Chocolate in Indonesia is a Dutch hangover. Along with the twitching. Cacao itself was brought over by the Spanish in the 1500s, but the Dutch amped that up into large-scale production for export when they took the reins. Meaning that there’s really no historical legacy of chocolate consumption in Indonesia. That said, a handful of entrepreneurs have set their sights on creating modern artisanal chocolate, leveraging Indonesia’s still potent cacao production.

Monggo which means yes, please in Indonesian, is one of those ventures, founded by a Belgian expat in 2005 because he missed the chocolate from home. It’s grown from a one-man business, peddled from the back of a pink Vespa, into a thriving venture. At its pre-pandemic peak, Monggo employed over 160 people and produced 300kg of finished chocolate per day. When they outgrew their modest space in Yogyakarta, they moved to the spacious ‘burbs and christened the compound an entire Chocolate Kingdom.

They don’t actually grow their own cacao, but they had a tree on premises so you can see the pods in situ.

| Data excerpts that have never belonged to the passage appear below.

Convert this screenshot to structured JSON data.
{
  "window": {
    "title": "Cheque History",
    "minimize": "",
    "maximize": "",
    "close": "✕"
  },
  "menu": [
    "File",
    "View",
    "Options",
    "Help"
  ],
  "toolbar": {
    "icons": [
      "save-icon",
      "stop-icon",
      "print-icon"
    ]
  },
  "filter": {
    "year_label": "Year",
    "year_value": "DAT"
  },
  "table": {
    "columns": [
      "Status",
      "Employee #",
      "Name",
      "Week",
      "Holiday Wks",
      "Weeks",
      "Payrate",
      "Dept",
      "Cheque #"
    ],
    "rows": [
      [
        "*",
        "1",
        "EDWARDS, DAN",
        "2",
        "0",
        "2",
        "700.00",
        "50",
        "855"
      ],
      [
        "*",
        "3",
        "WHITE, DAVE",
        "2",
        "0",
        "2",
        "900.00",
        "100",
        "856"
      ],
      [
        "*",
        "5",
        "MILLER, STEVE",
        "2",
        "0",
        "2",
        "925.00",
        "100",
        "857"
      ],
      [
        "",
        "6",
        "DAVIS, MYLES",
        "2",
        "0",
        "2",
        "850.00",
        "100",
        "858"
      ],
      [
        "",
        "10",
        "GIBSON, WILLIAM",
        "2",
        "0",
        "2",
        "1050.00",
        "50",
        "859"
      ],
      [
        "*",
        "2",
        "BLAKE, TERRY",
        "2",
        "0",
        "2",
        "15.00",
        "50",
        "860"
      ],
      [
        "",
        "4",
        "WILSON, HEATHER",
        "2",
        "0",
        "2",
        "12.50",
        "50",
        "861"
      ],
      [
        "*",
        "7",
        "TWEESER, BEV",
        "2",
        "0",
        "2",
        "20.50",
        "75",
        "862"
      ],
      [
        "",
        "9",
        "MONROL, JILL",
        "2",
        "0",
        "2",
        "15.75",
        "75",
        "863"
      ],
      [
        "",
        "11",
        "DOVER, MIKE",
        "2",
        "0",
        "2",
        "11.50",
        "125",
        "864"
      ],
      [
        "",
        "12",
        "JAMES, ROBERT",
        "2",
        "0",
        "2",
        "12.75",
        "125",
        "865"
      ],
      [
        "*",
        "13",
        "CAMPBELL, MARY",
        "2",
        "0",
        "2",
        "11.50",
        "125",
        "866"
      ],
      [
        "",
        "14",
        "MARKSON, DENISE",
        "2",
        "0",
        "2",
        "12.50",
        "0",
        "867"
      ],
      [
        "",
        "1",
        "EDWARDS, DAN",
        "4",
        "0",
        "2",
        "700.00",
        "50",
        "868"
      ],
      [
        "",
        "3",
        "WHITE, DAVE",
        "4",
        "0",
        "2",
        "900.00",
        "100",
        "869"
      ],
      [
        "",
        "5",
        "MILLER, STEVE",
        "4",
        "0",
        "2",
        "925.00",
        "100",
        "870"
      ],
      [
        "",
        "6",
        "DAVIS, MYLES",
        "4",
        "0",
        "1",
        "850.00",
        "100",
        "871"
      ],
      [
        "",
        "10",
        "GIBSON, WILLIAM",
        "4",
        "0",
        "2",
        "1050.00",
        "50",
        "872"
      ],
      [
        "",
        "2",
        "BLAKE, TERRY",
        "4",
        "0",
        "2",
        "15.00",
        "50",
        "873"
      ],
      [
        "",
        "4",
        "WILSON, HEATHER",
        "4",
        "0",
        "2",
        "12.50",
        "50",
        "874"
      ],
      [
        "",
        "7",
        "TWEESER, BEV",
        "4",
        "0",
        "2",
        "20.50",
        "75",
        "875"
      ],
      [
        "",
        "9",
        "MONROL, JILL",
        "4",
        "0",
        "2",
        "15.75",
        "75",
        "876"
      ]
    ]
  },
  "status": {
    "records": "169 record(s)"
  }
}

The Kingdom includes the production facility, all behind glass so you can follow the process, the museum of chocolate art, and a shop/tasting lounge. As part of our modest entrance fee we were assigned a docent who stayed with us the whole way through, helpfully explaining the process and answering questions.

Truthfully, I could watch this all day. I think there’s something wrong with me.

The sorter separates the beans by size.
After roasting, the cracking and winnowing machine removes the inedible shell, leaving only the delicious cocoa nibs.
The grinder turns the nibs into cocoa liquor, also called cocoa mass, the ingredient that makes chocolate chocolate.

This was followed by mixing and molding and packaging, but there’s nothing quite like seeing raw ingredients transformed, as if by alchemy, into something entirely new.

From this…
To this… Magic.

How did it end? In a potlatch of chocolate, of course. After touring the production facility, we decamped to the shop and tasting lounge where we picked up enough truly excellent chocolate to last the rest of our trip. Our favorites were the mango, unsurprisingly, and the rendang, which caught us by surprise. Rendang is a spice mix used for cooking beef in Indonesia, and we didn’t expect to find it in chocolate. But we’re glad we did.

We enjoyed bowls of their house-made gelato while we waited for our car. You’ll be shocked to hear that the chocolate gelato was very, very, good.